Credit: GG Deputy Photography and Illustrations Manager Dorota Dziki (@drawing_dorota)

Dance to empower: Representing Scotland in ballet

By Eve Zebedee

Representing Scotland in ballet.

If you’ve found yourself exhausting streaming services throughout this year, perhaps you stumbled across Scottish Ballet’s The Snow Queen. With the closure of stages, online access to ballet has jumped, and gives time to open the curtain to a more diverse audience and dim the elite middle-class view of ballet. When you look for it, the Scottish Ballet are creating greater accessibility, but, in its native city, is enough being done to showcase ballet in a way that will interest the unengaged? 

Increasingly, ballet is an international business. The Scottish Ballet embraces this in its casts, and is beginning to cultivate a company that is representative of multicultural populations like Glasgow. The company worked with Ballet Black in its production of The Crucible and featured non-white dancers centre stage in the recent stream of The Secret Theatre, notably Jerome Anthony Barnes as the nutcracker prince. Netflix is streaming the Royal Ballet’s Nutcracker, with, like the Scottish Ballet, a Black Nutcracker Prince, Marcelino Sambé. With the shift of the stage to online platforms, could we see an empowering response to greater diversity within ballet? 

The stage is hidden in comparison to the screen, making it difficult to measure the exact impact of representation in ballet. Diversity is essential to creating narratives accurate to as many experiences as possible. We can hope that the exposure of male dancers, and Black, Asian and Latinx dancers, to working-class audiences, can redistribute a love of ballet to those who would otherwise look away.

There are attempts to dismantle archaic, but still prevalent “ballet blanc” ideals promoting White European visions of ballet. Classical ballets such as La Bayadère and The Nutcracker, feature international character dancers, which could be a way to celebrate the diversity of dance, but display a stubbornness in tradition, and raise voices to colonialism and cultural appropriation. It is complicated; Jean-Christophe Maillot (director of Les Ballets de Monte-Carlo) debates the careful balance between not losing the context of the times and deciding there is no longer a place for certain narratives. 

In context of Scottish culture, traditional ballet could be an interesting origin: the appearance of the Scottish doll in Coppelia tempts us towards a Highland dance, but the nature of the clockwork doll leaves it unfinished. It would be interesting to see how the Scottish Ballet could reimagine this iconic ballet with a different emphasis. More recently, as in Disney’s Brave, Scotland’s dark dramatic landscapes, when accompanied with Gaelic voices and a passionate protagonist, left a medieval setting lifted by a contemporary story. La Sylphide, first performed in the 1800s, wraps itself in Scottish folklore to create a powerful ballet that lives on. Matthew Bourne’s adaption with the Scottish ballet Highland Fling, performed by the Scottish Ballet in 2018, uses Glasgow’s nightclubs and brutalist architecture to bring the ballet into the 90s and continues ceilidh formations to create a contemporary ballet with a relatability to its Glaswegian audience.
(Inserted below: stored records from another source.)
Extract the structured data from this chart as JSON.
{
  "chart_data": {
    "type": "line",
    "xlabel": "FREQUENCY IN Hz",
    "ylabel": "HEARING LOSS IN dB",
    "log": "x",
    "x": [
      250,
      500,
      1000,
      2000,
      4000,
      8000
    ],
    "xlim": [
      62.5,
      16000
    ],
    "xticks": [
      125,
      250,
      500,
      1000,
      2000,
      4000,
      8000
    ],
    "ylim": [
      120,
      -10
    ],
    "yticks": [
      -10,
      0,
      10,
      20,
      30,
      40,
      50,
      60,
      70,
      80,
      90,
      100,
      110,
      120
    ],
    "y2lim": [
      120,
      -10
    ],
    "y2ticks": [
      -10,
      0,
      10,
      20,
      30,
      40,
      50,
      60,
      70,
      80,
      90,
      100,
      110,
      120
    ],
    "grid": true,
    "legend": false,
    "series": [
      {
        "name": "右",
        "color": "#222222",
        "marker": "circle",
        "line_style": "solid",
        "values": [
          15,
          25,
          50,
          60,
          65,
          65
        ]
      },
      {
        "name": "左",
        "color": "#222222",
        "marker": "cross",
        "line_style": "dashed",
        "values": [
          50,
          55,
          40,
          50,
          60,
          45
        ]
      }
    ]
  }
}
The Scottish Ballet is receptive, releasing Barre-men: Boys in Ballet after hearing the inspiration leading male roles gives to young male dancers; representation works. While the company champions the array of talent and tradition Scotland offers in its repertoire and dancers, the Scottish Ballet should do more. It is still a majority White company and is not firing out shiny ballets that position its Scottish individuality centre every season. Instead, the company gives us sparkling ballets, that are both humble but magnificent in their emotional power, much like Scotland. It would be irresponsible to write a piece on ballet, without drilling on the fact that year after year, funding is cut for the arts. Additionally, the coronavirus pandemic only homed in how low priority the arts is for governments. Somewhat a cliche, but an important one at that, is a reminder that it is art that gives us quality to our lives. Constant dismissal of it feeds the elitism and finally renders its intentions obsolete to all but those who already had control. 

It is not a question of should the Scottish Ballet spend more time creating representative ballets, but can it? Really, it appears it wants to. What it must avoid is being competed out by more elite, more widely known companies. For now, ballet retains its niche in upper-middle-class, expensive, opera houses. Lockdown is changing this but is short on centuries of prejudice. The Scottish Ballet is pioneering, and change is shuffling along. The void of respect for all dancers, and all audiences, is a deep one in ballet – and cannot be transformed by one company alone, no matter its own intentions.